Religious and secular Israelis study Torah together in Tel Aviv
Religious and secular Israelis study Torah together in Tel AvivCourtesy

In a study tent erected on Kaplan Street, the epicenter of the anti-government demonstrations in Tel Aviv, this week, a "brothers' dialogue was held during which religious zionists spoke with passersby.

"First of all, we wanted to say thank you. Thank you for the study, for bringing people together, for the discussions, and for participation. On Tuesday, we began the 'Havruta on Kaplan' (study partner on Kaplan) initiative.
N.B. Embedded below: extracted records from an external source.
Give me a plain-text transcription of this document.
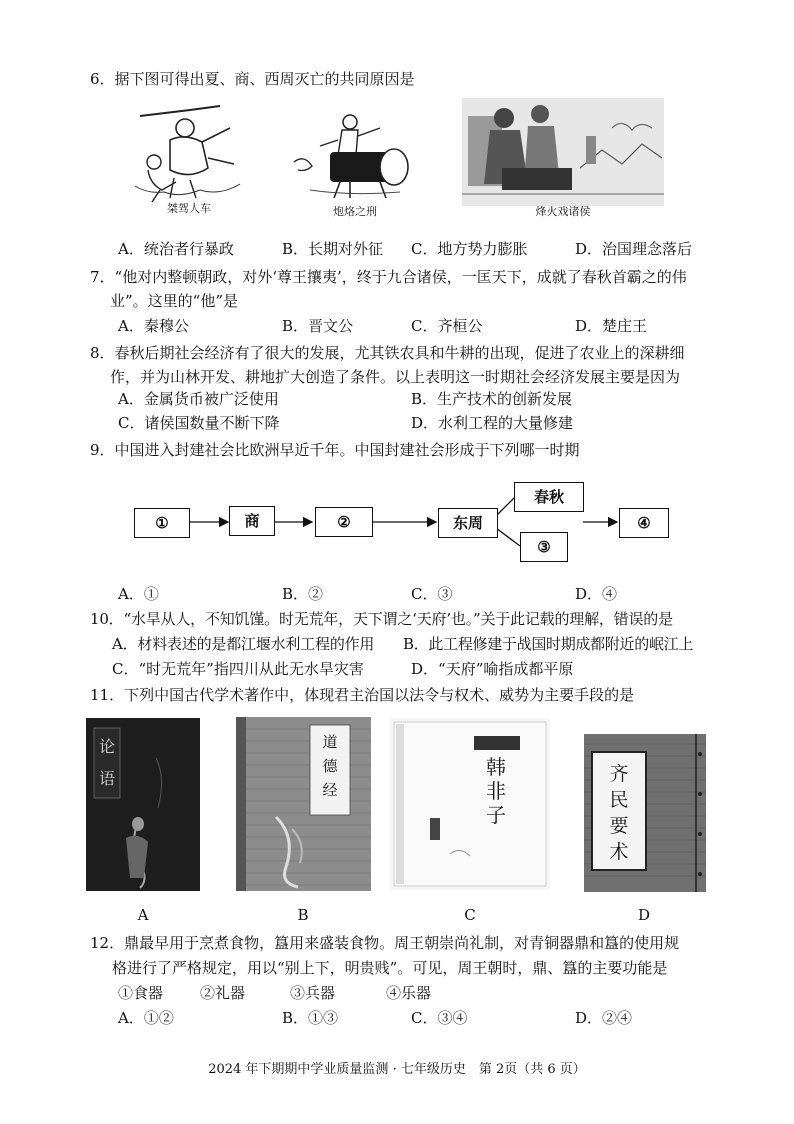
6．据下图可得出夏、商、西周灭亡的共同原因是
桀驾人车	炮烙之刑	烽火戏诸侯
A．统治者行暴政	B．长期对外征 C．地方势力膨胀	D．治国理念落后
7．“他对内整顿朝政，对外‘尊王攘夷’，终于九合诸侯，一匡天下，成就了春秋首霸之的伟
业”。这里的“他”是
A．秦穆公	B．晋文公	C．齐桓公	D．楚庄王
8．春秋后期社会经济有了很大的发展，尤其铁农具和牛耕的出现，促进了农业上的深耕细
作，并为山林开发、耕地扩大创造了条件。以上表明这一时期社会经济发展主要是因为
A．金属货币被广泛使用	B．生产技术的创新发展
C．诸侯国数量不断下降	D．水利工程的大量修建
9．中国进入封建社会比欧洲早近千年。中国封建社会形成于下列哪一时期
①	商	②	东周
春秋
③
④
A．①	B．②	C．③	D．④
10．“水旱从人，不知饥馑。时无荒年，天下谓之‘天府’也。”关于此记载的理解，错误的是
A．材料表述的是都江堰水利工程的作用 B．此工程修建于战国时期成都附近的岷江上
C．“时无荒年”指四川从此无水旱灾害	D．“天府”喻指成都平原
11．下列中国古代学术著作中，体现君主治国以法令与权术、威势为主要手段的是
论
语
A
道
德
经
B
韩
非
子
C
齐
民
要
术
D
12．鼎最早用于烹煮食物，簋用来盛装食物。周王朝崇尚礼制，对青铜器鼎和簋的使用规
格进行了严格规定，用以“别上下，明贵贱”。可见，周王朝时，鼎、簋的主要功能是
①食器 ②礼器	③兵器	④乐器
A．①②	B．①③	C．③④	D．②④
2024 年下期期中学业质量监测 · 七年级历史　第 2页（共 6 页）
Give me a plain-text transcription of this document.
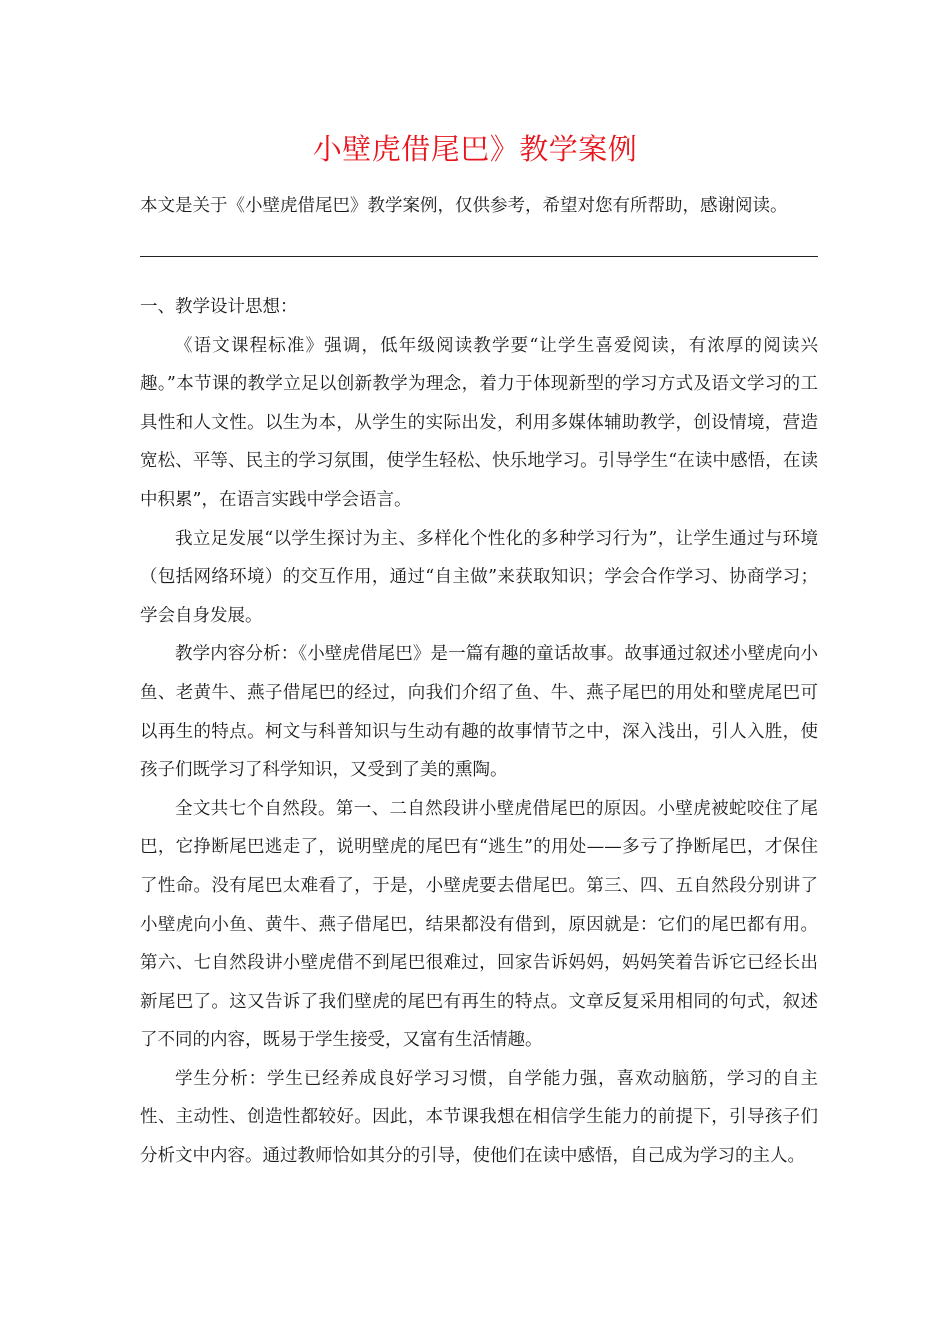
小壁虎借尾巴》教学案例

本文是关于《小壁虎借尾巴》教学案例，仅供参考，希望对您有所帮助，感谢阅读。

一、教学设计思想：

《语文课程标准》强调，低年级阅读教学要“让学生喜爱阅读，有浓厚的阅读兴趣。”本节课的教学立足以创新教学为理念，着力于体现新型的学习方式及语文学习的工具性和人文性。以生为本，从学生的实际出发，利用多媒体辅助教学，创设情境，营造宽松、平等、民主的学习氛围，使学生轻松、快乐地学习。引导学生“在读中感悟，在读中积累”，在语言实践中学会语言。

我立足发展“以学生探讨为主、多样化个性化的多种学习行为”，让学生通过与环境（包括网络环境）的交互作用，通过“自主做”来获取知识；学会合作学习、协商学习；学会自身发展。

教学内容分析：《小壁虎借尾巴》是一篇有趣的童话故事。故事通过叙述小壁虎向小鱼、老黄牛、燕子借尾巴的经过，向我们介绍了鱼、牛、燕子尾巴的用处和壁虎尾巴可以再生的特点。柯文与科普知识与生动有趣的故事情节之中，深入浅出，引人入胜，使孩子们既学习了科学知识，又受到了美的熏陶。

全文共七个自然段。第一、二自然段讲小壁虎借尾巴的原因。小壁虎被蛇咬住了尾巴，它挣断尾巴逃走了，说明壁虎的尾巴有“逃生”的用处——多亏了挣断尾巴，才保住了性命。没有尾巴太难看了，于是，小壁虎要去借尾巴。第三、四、五自然段分别讲了小壁虎向小鱼、黄牛、燕子借尾巴，结果都没有借到，原因就是：它们的尾巴都有用。第六、七自然段讲小壁虎借不到尾巴很难过，回家告诉妈妈，妈妈笑着告诉它已经长出新尾巴了。这又告诉了我们壁虎的尾巴有再生的特点。文章反复采用相同的句式，叙述了不同的内容，既易于学生接受，又富有生活情趣。

学生分析：学生已经养成良好学习习惯，自学能力强，喜欢动脑筋，学习的自主性、主动性、创造性都较好。因此，本节课我想在相信学生能力的前提下，引导孩子们分析文中内容。通过教师恰如其分的引导，使他们在读中感悟，自己成为学习的主人。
We put up a tent in the heart of Tel Aviv and began to learn Torah, men and women, young people and adults," Itamar Chen, one of the organizers, recounted.

Chen goes into detail about the classes that were given and the discourse with the public: "During the day, there were two classes, one from Rabbi Elyakim Levanon, the chief rabbi of Samaria, and one by Rabbi David Fendel, the rabbi of Sderot and the head of the monetary rabbinical court in Sderot.

During the day, we met people who don't meet the Torah every day, we studied together, we spoke, we listened. Tuesday ended with good feelings, and Wednesday began. On Wednesday, we began the day by studying in pairs, and in the early afternoon, Rabbi Yaakov Medan, the dean of the Har Etzion Yeshiva, came to lecture. We continued to study and to speak with those who passed by on the street, and we waited for the next classes.

Chen also discussed the demonstration by LGBT activists against Rabbi Tzvi Kostiner, who has made several harsh anti-gay comments in the past: "Before Rabbi Kostiner's class, a demonstration gathered in the area, we weren't moved, we did notice it. We distributed cold drinks, ice pops, pizza, and more to the protesters. We invited them to speak. After the class ended, something incredible happened: all of the demonstrators who just came to make noise left, and the ones who stayed were the ones who calmed down and wanted to sit and talk. We sat in circles, we listened to each other, we shared with them, and they shared with us."

He recounted how, as a result of the dialogue, a planned demonstration was canceled: "The time came for Rabbi Yehuda Sadan, the dean of the Eli Yeshiva, to teach. There were calls to protest Rabbi Sadan as well, and what happened? After the dialogue, no one demonstrated; the rabbi spoke about the situation from his point of view, and protesters joined to hear the class and to listen to the rabbi. The rabbi stayed for about an hour after the class and spoke with protesters. And the initiative? It reached its goals," he concluded.